Beloved of Nora Batty and squads of baton twirlers visiting for the Paddy’s Day parade, American tan tights haven’t been considered fashionable since the late 80s. They may have spent most of the three decades since languishing in a style wilderness while black and coloured opaques dominated the legs of the land, but tan tights have slowly and steadily been making a comeback over the last couple of years. The lion’s share of the blame/thanks for that must rest firmly at the stockinged feet of TAFKAKM (The Artist Formerly Known As Kate Middleton. I cannot believe that snappy acronym hasn’t caught on yet.)
Closed-toe shoes and tights are de rigueur for royal engagements, which is why Kate’s legs (a) look perfect in photos and (b) usually have that tell-tale tights sheen. Barely there, of course, but still discernible. Whether or not you agree with her standing as a global style icon, there’s no denying the Kate Effect: women are so keen to emulate her look that everything she wears sells out within hours, and the sheer tan tights she favours are experiencing a definite revival. I’ve spotted them gracing the legs of celebridees (including Beyoncé, Cheryl Cole, and SJP) as well as ladies on the street (usually after I’ve enviously eyed up their even-toned gams.)
Advocates of tan tights point to this effortless “better than bare legs” effect as their greatest benefit.

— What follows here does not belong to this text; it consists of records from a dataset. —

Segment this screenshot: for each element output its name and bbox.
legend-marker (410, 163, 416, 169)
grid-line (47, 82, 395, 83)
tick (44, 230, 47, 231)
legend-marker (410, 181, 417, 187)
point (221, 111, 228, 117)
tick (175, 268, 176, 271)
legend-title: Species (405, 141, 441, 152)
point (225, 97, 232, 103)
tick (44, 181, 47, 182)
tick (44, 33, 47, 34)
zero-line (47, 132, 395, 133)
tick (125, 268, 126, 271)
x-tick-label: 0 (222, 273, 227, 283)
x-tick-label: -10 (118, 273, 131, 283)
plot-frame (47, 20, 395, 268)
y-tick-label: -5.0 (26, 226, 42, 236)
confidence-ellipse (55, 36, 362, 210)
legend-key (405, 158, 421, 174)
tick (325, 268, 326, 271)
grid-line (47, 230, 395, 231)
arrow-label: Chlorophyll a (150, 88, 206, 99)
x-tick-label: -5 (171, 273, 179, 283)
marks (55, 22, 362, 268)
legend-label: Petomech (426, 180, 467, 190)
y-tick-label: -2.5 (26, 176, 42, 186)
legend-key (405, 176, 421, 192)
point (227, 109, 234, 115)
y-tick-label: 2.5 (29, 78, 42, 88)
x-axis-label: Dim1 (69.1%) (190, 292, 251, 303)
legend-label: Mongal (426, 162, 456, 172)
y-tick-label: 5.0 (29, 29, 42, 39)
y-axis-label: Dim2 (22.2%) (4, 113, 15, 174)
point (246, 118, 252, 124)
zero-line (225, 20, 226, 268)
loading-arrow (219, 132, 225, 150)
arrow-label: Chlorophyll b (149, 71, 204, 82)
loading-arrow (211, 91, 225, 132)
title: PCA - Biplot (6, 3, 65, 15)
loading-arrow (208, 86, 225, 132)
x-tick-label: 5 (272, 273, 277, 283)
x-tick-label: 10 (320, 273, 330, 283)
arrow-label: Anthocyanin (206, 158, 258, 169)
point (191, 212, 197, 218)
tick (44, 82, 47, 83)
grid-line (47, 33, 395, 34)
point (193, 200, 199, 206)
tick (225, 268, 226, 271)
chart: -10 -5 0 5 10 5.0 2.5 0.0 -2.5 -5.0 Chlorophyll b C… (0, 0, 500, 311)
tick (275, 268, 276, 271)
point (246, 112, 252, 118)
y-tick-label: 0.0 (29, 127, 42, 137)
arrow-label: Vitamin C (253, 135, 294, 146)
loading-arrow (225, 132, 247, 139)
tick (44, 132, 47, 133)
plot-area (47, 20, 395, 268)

That’s assuming that you’ve depilated beforehand – unlike their black opaque cousins, there’s no disguising a hairy anklet under a pair of sheers – and can get into them without poking a finger through them or snagging them on a hangnail, of course. The tricky business of putting them on notwithstanding, I very much like the idea of simply cloaking my splotchy blue pins in a layer of forgiving hosiery, but here’s the rub: I fecking hate tan tights with a passion I usually reserve for cucumbers, porridge, and pointless reality TV (the use of the qualifier is key; The Voice and X Factor are required viewing in my gaff.) I’ve tried tan tights from high-end brands and yellow pack brands and everything in between, and if they’re not causing me to slip out of my shoes and the waistband’s not digging into my middle, the crotch is creeping down my thighs until I’m convinced that it’s hanging down around my knees.

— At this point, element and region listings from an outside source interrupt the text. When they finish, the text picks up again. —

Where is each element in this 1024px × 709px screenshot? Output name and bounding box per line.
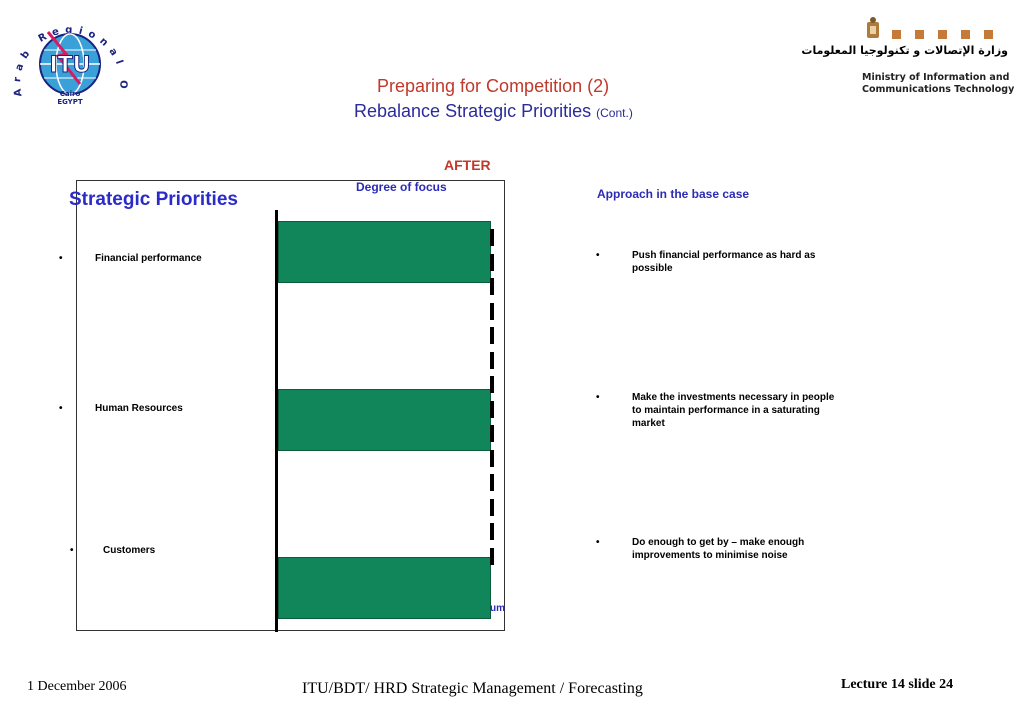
ministry-en-line2: Communications Technology [862,84,1015,95]
itu-logo: Arab Regional Office ITU Cairo EGYPT [2,0,132,108]
chart-xlabel: Degree of focus [356,180,447,194]
approach-bullet: • [596,537,600,548]
slide-title: Preparing for Competition (2) [377,76,610,96]
reference-dash [490,499,494,516]
chart-title: AFTER [444,157,491,173]
approach-bullet: • [596,250,600,261]
category-bullet: • [70,545,74,556]
category-label: Customers [103,545,156,556]
approach-bullet: • [596,392,600,403]
itu-center-text: ITU [49,53,90,78]
chart-axis [275,210,278,632]
reference-dash [490,548,494,565]
reference-line-label: um [490,603,505,614]
ministry-english-name: Ministry of Information and Communicatio… [862,72,1014,96]
reference-dash [490,278,494,295]
ministry-squares [892,30,993,39]
slide-subtitle-cont: (Cont.) [596,106,633,120]
reference-dash [490,523,494,540]
category-bullet: • [59,403,63,414]
itu-globe-icon: Arab Regional Office ITU Cairo EGYPT [2,0,123,106]
footer-slide-number: Lecture 14 slide 24 [841,677,954,692]
reference-dash [490,229,494,246]
approach-text: Make the investments necessary in people… [632,392,835,429]
category-bullet: • [59,253,63,264]
approach-text: Push financial performance as hard as po… [632,250,816,274]
itu-sub2: EGYPT [57,98,83,106]
reference-dash [490,474,494,491]
right-heading: Approach in the base case [597,187,750,201]
reference-dash [490,376,494,393]
reference-dash [490,327,494,344]
slide-subtitle-text: Rebalance Strategic Priorities [354,101,592,121]
reference-dash [490,425,494,442]
reference-dash [490,303,494,320]
category-label: Human Resources [95,403,183,414]
reference-dash [490,401,494,418]
bar-customers [278,557,491,619]
approach-text: Do enough to get by – make enough improv… [632,537,805,561]
footer-title: ITU/BDT/ HRD Strategic Management / Fore… [302,680,643,697]
ministry-en-line1: Ministry of Information and [862,72,1010,83]
ministry-arabic-name: وزارة الإتصالات و تكنولوجيا المعلومات [801,44,1008,57]
chart-frame [76,180,505,631]
reference-dash [490,450,494,467]
footer-date: 1 December 2006 [27,679,127,694]
reference-dash [490,352,494,369]
ministry-emblem-icon [867,17,879,38]
itu-sub1: Cairo [60,90,81,98]
reference-dash [490,254,494,271]
bar-financial-performance [278,221,491,283]
ministry-logo: وزارة الإتصالات و تكنولوجيا المعلومات Mi… [801,14,1018,100]
bar-human-resources [278,389,491,451]
category-label: Financial performance [95,253,202,264]
slide-subtitle: Rebalance Strategic Priorities (Cont.) [354,101,633,122]
left-heading: Strategic Priorities [69,189,238,210]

It is impossible to hike up a pair of tights behaving thusly without accidentally putting a fist through them or looking like you have an embarrassing lady itch.
Bad and all as this is, the very worst thing about wearing tan tights is that you look like you’re wearing tan tights. Always. Because regardless of the denier involved or whether you’ve opted for a matte or shimmer finish, that tell-tale sheen is always evident. Don’t mind producers and fashion editors bleating on about amazing new manufacturing processes and new super sheer fabrics; remain skeptical when someone tells you how natural they look and that they can’t believe you’re wearing tights. Unless the person complimenting you about your “invisible!” tights has misplaced their glasses, they’re just being polite.
Frankly, I’d rather look a bit wintery all year round in my black opaques than look like my ma circa 1987 in a pair of tan sheers. (No offense, ma.)
Forget about the EU fiscal treaty referendum and tell me: where do you stand on this most pressing of issues?
Do you turn to tan tights in summer?